Please don't post pictures of text, logs or code. They are difficult to read, impossible to search and replicate (if it's code), and some people may not be even able to see them.
ILM does not guarantee that the rollover will happen every day at 00:00, there are potential delays due to the timing of the ILM process.
I use elastic agent and CEF to ingest logs.
The log timestamp is correct for my country's time zone. But I do not get what "index's timestamp" is...
And this is my real topology so I never turn it off and I am sure that it never down until now.
Thank you for your patience with my question (●'◡'●). Is this clearer?
The index date is probably when you first ran setup or ingested the first event.
The index was created at:
Sunday, January 15, 2023 6:16:05.792 PM
I got that by putting the timestamp in and convert... 1673806565792
So that is the creation date and it will rollover when it is 1 day old... And the every day from there old ... When the index is one day old not to line up with the clock which is what you want.
If you really want it to line up you can manually rollover the data stream at the Time you want... Then it will line up but since this is a data stream You're supposed to interact with the data via the data stream not the backing index.
Try to do this is fine but adds little value and is missing the concept of a data stream which is supposed to abstract you from the underlying indices.
Data Streams do not work that way, there is no guarantee they will rollover exactly at midnight not anyway I know. Even it you manually rollover the data stream at exactly midnight UTC.. the next rollover will be approximately 24 hours not exact...as ILM is a background task and 1d means ~24 hours from rollover not exactly midnight each day
Good luck.. poke around perhaps you can find a way... But with data Streams and ILM It is not meant to work the way you want.
You can look up legacy daily indices that is more what you want.. you would probably need to use logstash or something.
In my view you'll do all that and they'll be very little actual benefit... And even with that at the edges it may not be perfect. Not sure why you're trying to make it perfect.
Before rollover and data streams were available the standard way to create time-based indices was to create indices with the date in the name. All data having a timestamp belonging to that date would go into that index. This potentailly gives you the data separation you are looking for, although the scheme is generally based on UTC time and not local timezone.
The problem with this approach is that it easily results in very uneven sized shards, which can be a performance problem. It was also possible for data arriving very late to be indexed into indices that had already been moved to the warm or cold phase, which could also cause performance problems.
Rollover and data streams index into a single index using a write alias, which solves the second problem mentioned. Rollover also allows you to switch to a new index based on age and/or shard size. This means that you can generate multiple indices during a very busy day and have an index cover multiple days worth of data when the data volumes are low without changing configuration. This will give you shards of more even size, which is generally good and desirable for this type of data.

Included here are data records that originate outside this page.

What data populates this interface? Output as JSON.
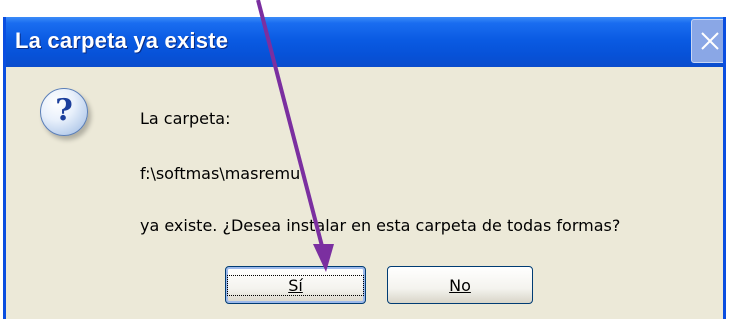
{
  "dialog": {
    "title": "La carpeta ya existe",
    "close_icon": "close-icon",
    "question_icon": "question-icon",
    "message": {
      "line1": "La carpeta:",
      "line2": "f:\\softmas\\masremu",
      "line3": "ya existe. ¿Desea instalar en esta carpeta de todas formas?"
    },
    "buttons": {
      "yes_label": "Sí",
      "no_label": "No"
    }
  },
  "annotation": {
    "arrow_icon": "arrow-pointer-icon",
    "arrow_color": "#7b2fa0"
  },
  "colors": {
    "titlebar_blue": "#0a5be3",
    "dialog_bg": "#ece9d8"
  }
}
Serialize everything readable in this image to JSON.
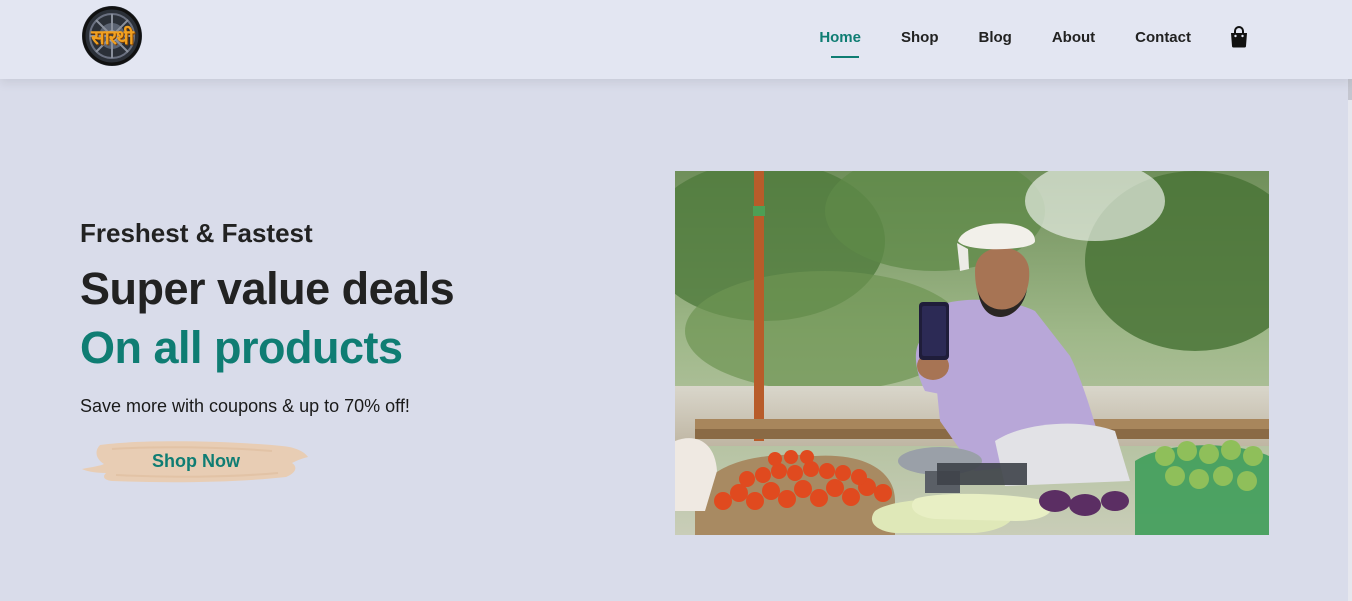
{
  "header": {
    "logo_text": "सारथी",
    "nav": [
      {
        "label": "Home",
        "active": true
      },
      {
        "label": "Shop",
        "active": false
      },
      {
        "label": "Blog",
        "active": false
      },
      {
        "label": "About",
        "active": false
      },
      {
        "label": "Contact",
        "active": false
      }
    ],
    "cart_icon": "shopping-bag-icon"
  },
  "hero": {
    "eyebrow": "Freshest & Fastest",
    "headline": "Super value deals",
    "subheadline": "On all products",
    "tagline": "Save more with coupons & up to 70% off!",
    "cta_label": "Shop Now",
    "image_subject": "vendor-with-phone-at-vegetable-stall"
  },
  "colors": {
    "page_bg": "#d9dcea",
    "header_bg": "#e3e6f2",
    "accent": "#0f7d73",
    "cta_brush": "#e8cdb4",
    "text": "#222222"
  }
}
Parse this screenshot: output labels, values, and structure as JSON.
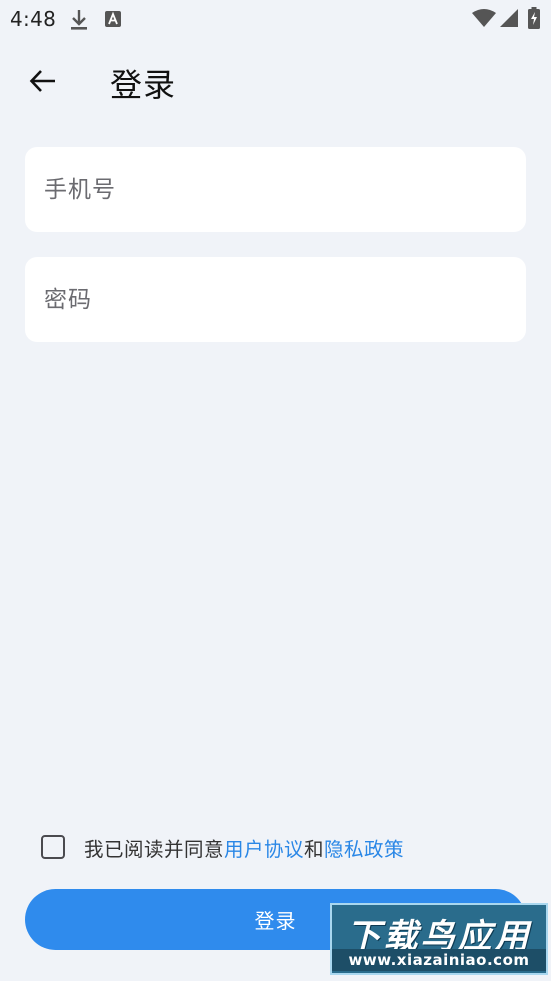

As retention is managed at the index level this means that you may keep data around in the cluster a bit longer if the index to be deleted covers multiple days but you can still guarantee that data covering a certain retention period is available, so this is usually not an issue.
I would recommend you to think carefully about why you feel you need the level of control you describe as you will be trading away the benefits I described and potentially make your cluster less performant and more difficult to manage.